### 预制环境和导入模型

In [9]:
import pickle
import pandas as pd
import re
from sklearn.feature_extraction.text import CountVectorizer

# Load pre-trained models and vectorizers
cEXT = pickle.load(open("data/models/cEXT.p", "rb"))
cNEU = pickle.load(open("data/models/cNEU.p", "rb"))
cAGR = pickle.load(open("data/models/cAGR.p", "rb"))
cCON = pickle.load(open("data/models/cCON.p", "rb"))
cOPN = pickle.load(open("data/models/cOPN.p", "rb"))
vectorizer_31 = pickle.load(open("data/models/vectorizer_31.p", "rb"))
vectorizer_30 = pickle.load(open("data/models/vectorizer_30.p", "rb"))

def predict_personality(text):
    # Split text into sentences
    sentences = re.split("(?<=[.!?]) +", text)  # 更正变量名，文本内容通过参数传递
    
    # Transform sentences into feature vectors
    text_vector_31 = vectorizer_31.transform(sentences)
    text_vector_30 = vectorizer_30.transform(sentences)
    
    # Predict probabilities for each personality dimension
    prob_EXT = cEXT.predict_proba(text_vector_31)
    prob_NEU = cNEU.predict_proba(text_vector_30)
    prob_AGR = cAGR.predict_proba(text_vector_31)
    prob_CON = cCON.predict_proba(text_vector_31)
    prob_OPN = cOPN.predict_proba(text_vector_31)
    
    # Extract the confidence scores (probability of the predicted class)
    confidence_EXT = prob_EXT.max()
    confidence_NEU = prob_NEU.max()
    confidence_AGR = prob_AGR.max()
    confidence_CON = prob_CON.max()
    confidence_OPN = prob_OPN.max()
    
    return [confidence_EXT, confidence_NEU, confidence_AGR, confidence_CON, confidence_OPN]

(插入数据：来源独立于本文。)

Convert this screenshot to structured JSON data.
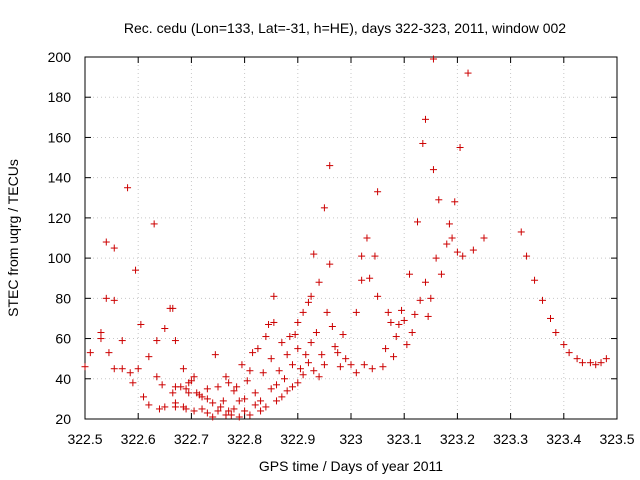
{
  "chart_data": {
    "type": "scatter",
    "title": "Rec. cedu (Lon=133, Lat=-31, h=HE), days 322-323, 2011, window 002",
    "xlabel": "GPS time / Days of year 2011",
    "ylabel": "STEC from uqrg / TECUs",
    "xlim": [
      322.5,
      323.5
    ],
    "ylim": [
      20,
      200
    ],
    "x_ticks": [
      322.5,
      322.6,
      322.7,
      322.8,
      322.9,
      323,
      323.1,
      323.2,
      323.3,
      323.4,
      323.5
    ],
    "x_tick_labels": [
      "322.5",
      "322.6",
      "322.7",
      "322.8",
      "322.9",
      "323",
      "323.1",
      "323.2",
      "323.3",
      "323.4",
      "323.5"
    ],
    "y_ticks": [
      20,
      40,
      60,
      80,
      100,
      120,
      140,
      160,
      180,
      200
    ],
    "y_tick_labels": [
      "20",
      "40",
      "60",
      "80",
      "100",
      "120",
      "140",
      "160",
      "180",
      "200"
    ],
    "grid": true,
    "legend": "none",
    "marker": "plus",
    "color": "#cc0000",
    "series": [
      {
        "points": [
          [
            322.5,
            46
          ],
          [
            322.51,
            53
          ],
          [
            322.53,
            60
          ],
          [
            322.53,
            63
          ],
          [
            322.54,
            80
          ],
          [
            322.54,
            108
          ],
          [
            322.545,
            53
          ],
          [
            322.555,
            79
          ],
          [
            322.555,
            105
          ],
          [
            322.555,
            45
          ],
          [
            322.57,
            59
          ],
          [
            322.57,
            45
          ],
          [
            322.58,
            135
          ],
          [
            322.585,
            43
          ],
          [
            322.59,
            38
          ],
          [
            322.595,
            94
          ],
          [
            322.6,
            45
          ],
          [
            322.605,
            67
          ],
          [
            322.61,
            31
          ],
          [
            322.62,
            27
          ],
          [
            322.62,
            51
          ],
          [
            322.63,
            117
          ],
          [
            322.635,
            41
          ],
          [
            322.635,
            59
          ],
          [
            322.64,
            25
          ],
          [
            322.645,
            37
          ],
          [
            322.65,
            26
          ],
          [
            322.65,
            65
          ],
          [
            322.66,
            75
          ],
          [
            322.665,
            33
          ],
          [
            322.665,
            75
          ],
          [
            322.67,
            26
          ],
          [
            322.67,
            28
          ],
          [
            322.67,
            36
          ],
          [
            322.67,
            59
          ],
          [
            322.68,
            36
          ],
          [
            322.685,
            45
          ],
          [
            322.685,
            26
          ],
          [
            322.69,
            25
          ],
          [
            322.69,
            35
          ],
          [
            322.695,
            38
          ],
          [
            322.695,
            33
          ],
          [
            322.7,
            39
          ],
          [
            322.705,
            24
          ],
          [
            322.705,
            41
          ],
          [
            322.71,
            33
          ],
          [
            322.715,
            32
          ],
          [
            322.72,
            25
          ],
          [
            322.72,
            31
          ],
          [
            322.73,
            23
          ],
          [
            322.73,
            30
          ],
          [
            322.73,
            35
          ],
          [
            322.74,
            21
          ],
          [
            322.74,
            28
          ],
          [
            322.745,
            52
          ],
          [
            322.75,
            24
          ],
          [
            322.75,
            36
          ],
          [
            322.755,
            26
          ],
          [
            322.76,
            29
          ],
          [
            322.765,
            22
          ],
          [
            322.765,
            41
          ],
          [
            322.77,
            24
          ],
          [
            322.77,
            38
          ],
          [
            322.775,
            22
          ],
          [
            322.78,
            25
          ],
          [
            322.78,
            34
          ],
          [
            322.785,
            36
          ],
          [
            322.79,
            21
          ],
          [
            322.79,
            29
          ],
          [
            322.795,
            47
          ],
          [
            322.8,
            24
          ],
          [
            322.8,
            30
          ],
          [
            322.805,
            39
          ],
          [
            322.81,
            22
          ],
          [
            322.81,
            44
          ],
          [
            322.815,
            53
          ],
          [
            322.82,
            27
          ],
          [
            322.82,
            33
          ],
          [
            322.825,
            55
          ],
          [
            322.83,
            24
          ],
          [
            322.83,
            29
          ],
          [
            322.835,
            43
          ],
          [
            322.84,
            26
          ],
          [
            322.84,
            61
          ],
          [
            322.845,
            67
          ],
          [
            322.85,
            35
          ],
          [
            322.85,
            50
          ],
          [
            322.855,
            68
          ],
          [
            322.855,
            81
          ],
          [
            322.86,
            29
          ],
          [
            322.86,
            37
          ],
          [
            322.865,
            44
          ],
          [
            322.87,
            31
          ],
          [
            322.87,
            58
          ],
          [
            322.875,
            40
          ],
          [
            322.88,
            34
          ],
          [
            322.88,
            52
          ],
          [
            322.885,
            61
          ],
          [
            322.89,
            36
          ],
          [
            322.89,
            47
          ],
          [
            322.895,
            62
          ],
          [
            322.9,
            38
          ],
          [
            322.9,
            55
          ],
          [
            322.9,
            68
          ],
          [
            322.905,
            45
          ],
          [
            322.91,
            42
          ],
          [
            322.91,
            73
          ],
          [
            322.915,
            52
          ],
          [
            322.92,
            78
          ],
          [
            322.92,
            48
          ],
          [
            322.925,
            58
          ],
          [
            322.925,
            81
          ],
          [
            322.93,
            44
          ],
          [
            322.93,
            102
          ],
          [
            322.935,
            63
          ],
          [
            322.94,
            41
          ],
          [
            322.94,
            88
          ],
          [
            322.945,
            52
          ],
          [
            322.95,
            125
          ],
          [
            322.95,
            47
          ],
          [
            322.955,
            73
          ],
          [
            322.96,
            146
          ],
          [
            322.96,
            97
          ],
          [
            322.965,
            66
          ],
          [
            322.97,
            56
          ],
          [
            322.975,
            53
          ],
          [
            322.98,
            46
          ],
          [
            322.985,
            62
          ],
          [
            322.99,
            50
          ],
          [
            323,
            47
          ],
          [
            323.01,
            43
          ],
          [
            323.01,
            73
          ],
          [
            323.02,
            89
          ],
          [
            323.02,
            101
          ],
          [
            323.025,
            47
          ],
          [
            323.03,
            110
          ],
          [
            323.035,
            90
          ],
          [
            323.04,
            45
          ],
          [
            323.045,
            101
          ],
          [
            323.05,
            133
          ],
          [
            323.05,
            81
          ],
          [
            323.06,
            46
          ],
          [
            323.065,
            55
          ],
          [
            323.07,
            73
          ],
          [
            323.075,
            68
          ],
          [
            323.08,
            51
          ],
          [
            323.085,
            61
          ],
          [
            323.09,
            67
          ],
          [
            323.095,
            74
          ],
          [
            323.1,
            69
          ],
          [
            323.105,
            57
          ],
          [
            323.11,
            92
          ],
          [
            323.115,
            63
          ],
          [
            323.12,
            72
          ],
          [
            323.125,
            118
          ],
          [
            323.13,
            79
          ],
          [
            323.135,
            157
          ],
          [
            323.14,
            169
          ],
          [
            323.14,
            88
          ],
          [
            323.145,
            71
          ],
          [
            323.15,
            80
          ],
          [
            323.155,
            144
          ],
          [
            323.155,
            199
          ],
          [
            323.16,
            100
          ],
          [
            323.165,
            129
          ],
          [
            323.17,
            92
          ],
          [
            323.18,
            107
          ],
          [
            323.185,
            117
          ],
          [
            323.19,
            110
          ],
          [
            323.195,
            128
          ],
          [
            323.2,
            103
          ],
          [
            323.205,
            155
          ],
          [
            323.21,
            101
          ],
          [
            323.22,
            192
          ],
          [
            323.23,
            104
          ],
          [
            323.25,
            110
          ],
          [
            323.32,
            113
          ],
          [
            323.33,
            101
          ],
          [
            323.345,
            89
          ],
          [
            323.36,
            79
          ],
          [
            323.375,
            70
          ],
          [
            323.385,
            63
          ],
          [
            323.4,
            57
          ],
          [
            323.41,
            53
          ],
          [
            323.425,
            50
          ],
          [
            323.435,
            48
          ],
          [
            323.45,
            48
          ],
          [
            323.46,
            47
          ],
          [
            323.47,
            48
          ],
          [
            323.48,
            50
          ]
        ]
      }
    ]
  }
}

#### 根据gvkey和year对content进行predict

In [12]:
# 读取 merged_content.xls 文件
file_path = 'merged_gvkeyandyear.xls'
df = pd.read_excel(file_path)

# 创建一个列表来存储预测结果
results = []

# 遍历每一行并进行个性预测
for index, row in df.iterrows():
    text = row['content']  # 假设文本内容存储在 'content' 列
    predictions = predict_personality(text)
    
    # 将预测结果和其他信息保存到结果列表
    results.append({
        'gvkey': row['gvkey'],  # 假设存在 'gvkey' 列
        'year': row['year'],    # 假设存在 'year' 列
        'EXT': predictions[0],
        'NEU': predictions[1],
        'AGR': predictions[2],
        'CON': predictions[3],
        'OPN': predictions[4]
    })

# 将结果转换为 DataFrame
results_df = pd.DataFrame(results)

# 保存结果到新的 Excel 文件
output_file = 'personality_gvkeyandyear.xls'
results_df.to_excel(output_file, index=False)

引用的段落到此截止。